So oder so ähnlich lautete dieses Mantra der Christen, die eben auch ein Kreuz dabei hatten – das Symbol ihres gnädigen Gottes.
Nach und nach gerät allerdings der Glaube in den Hintergrund, in die Privatsphäre, als wäre es bloß noch ein familiäres Ereignis, das man dann und wann in feierlichem Rahmen (etwa Weihnachten) zu gestalten weiß.
Schließlich schien alle Welt dem Muster zu folgen, das Ende aller Ideologien wurde sogar ausgerufen: es gibt nur noch die e i n e Welt, die ehemals von Europa aus erdachte und exportierte. Demokratie und Kapitalismus.

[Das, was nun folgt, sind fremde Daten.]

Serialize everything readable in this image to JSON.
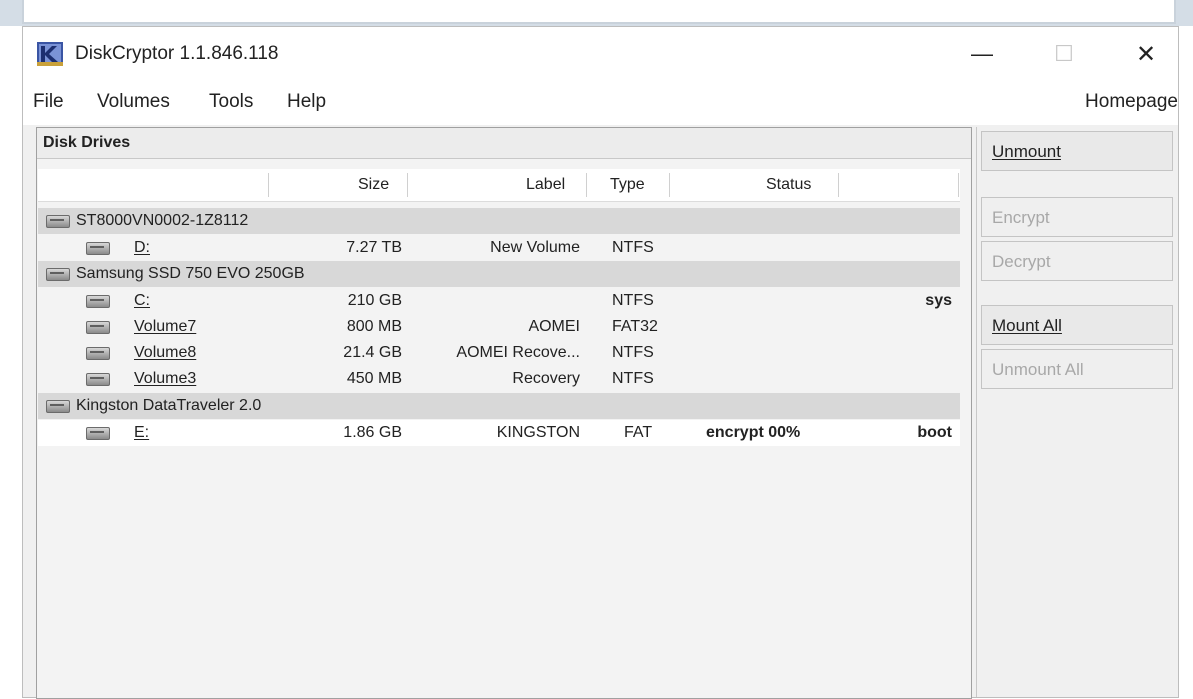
{
  "window": {
    "title": "DiskCryptor 1.1.846.118"
  },
  "menu": {
    "file": "File",
    "volumes": "Volumes",
    "tools": "Tools",
    "help": "Help",
    "homepage": "Homepage"
  },
  "panel": {
    "title": "Disk Drives"
  },
  "columns": {
    "size": "Size",
    "label": "Label",
    "type": "Type",
    "status": "Status"
  },
  "disks": [
    {
      "name": "ST8000VN0002-1Z8112"
    },
    {
      "name": "Samsung SSD 750 EVO 250GB"
    },
    {
      "name": "Kingston DataTraveler 2.0"
    }
  ],
  "volumes": [
    {
      "name": "D:",
      "size": "7.27 TB",
      "label": "New Volume",
      "type": "NTFS",
      "status": "",
      "flag": ""
    },
    {
      "name": "C:",
      "size": "210 GB",
      "label": "",
      "type": "NTFS",
      "status": "",
      "flag": "sys"
    },
    {
      "name": "Volume7",
      "size": "800 MB",
      "label": "AOMEI",
      "type": "FAT32",
      "status": "",
      "flag": ""
    },
    {
      "name": "Volume8",
      "size": "21.4 GB",
      "label": "AOMEI Recove...",
      "type": "NTFS",
      "status": "",
      "flag": ""
    },
    {
      "name": "Volume3",
      "size": "450 MB",
      "label": "Recovery",
      "type": "NTFS",
      "status": "",
      "flag": ""
    },
    {
      "name": "E:",
      "size": "1.86 GB",
      "label": "KINGSTON",
      "type": "FAT",
      "status": "encrypt 00%",
      "flag": "boot"
    }
  ],
  "buttons": {
    "unmount": "Unmount",
    "encrypt": "Encrypt",
    "decrypt": "Decrypt",
    "mount_all": "Mount All",
    "unmount_all": "Unmount All"
  },
  "icons": {
    "app": "diskcryptor-app-icon",
    "drive": "drive-icon"
  },
  "colors": {
    "disk_row_bg": "#d8d8d8",
    "selected_row_bg": "#ffffff",
    "disabled_text": "#a8a8a8"
  }
}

Aber die Schatten werden länger und länger: Einsamkeit in großem Maßstab, Süchte in noch größerem, Ängste auch. Das betrifft die Seelen der Menschen; die Natur, deren Teil sie alle nach wie vor sind, ächzt und stöhnt in deren Schatten auch.
Es ist wie in einem Bild aus einer kleinen Geschichte von Robert Musil: da verschwindet nach und nach ein kleiner Junge hinter der eigenen Fettwand, um sich zu schützen. Manchmal sieht man ihn aus seinen kleinen Augen winken, doch sonst ist nichts mehr von ihm zu sehen, nur noch Fett.
Der Abendländer scheint auch solch ein kleiner, ängstlicher Junge zu sein, der sich hinter seiner alt und schrumpelig gewordenen Fettwand versteckt und manchmal noch winkt und winkt. Wohlstandsfett. Blutdruck und Puls werden schwächer und schwächer. Inmitten von Müllhalden.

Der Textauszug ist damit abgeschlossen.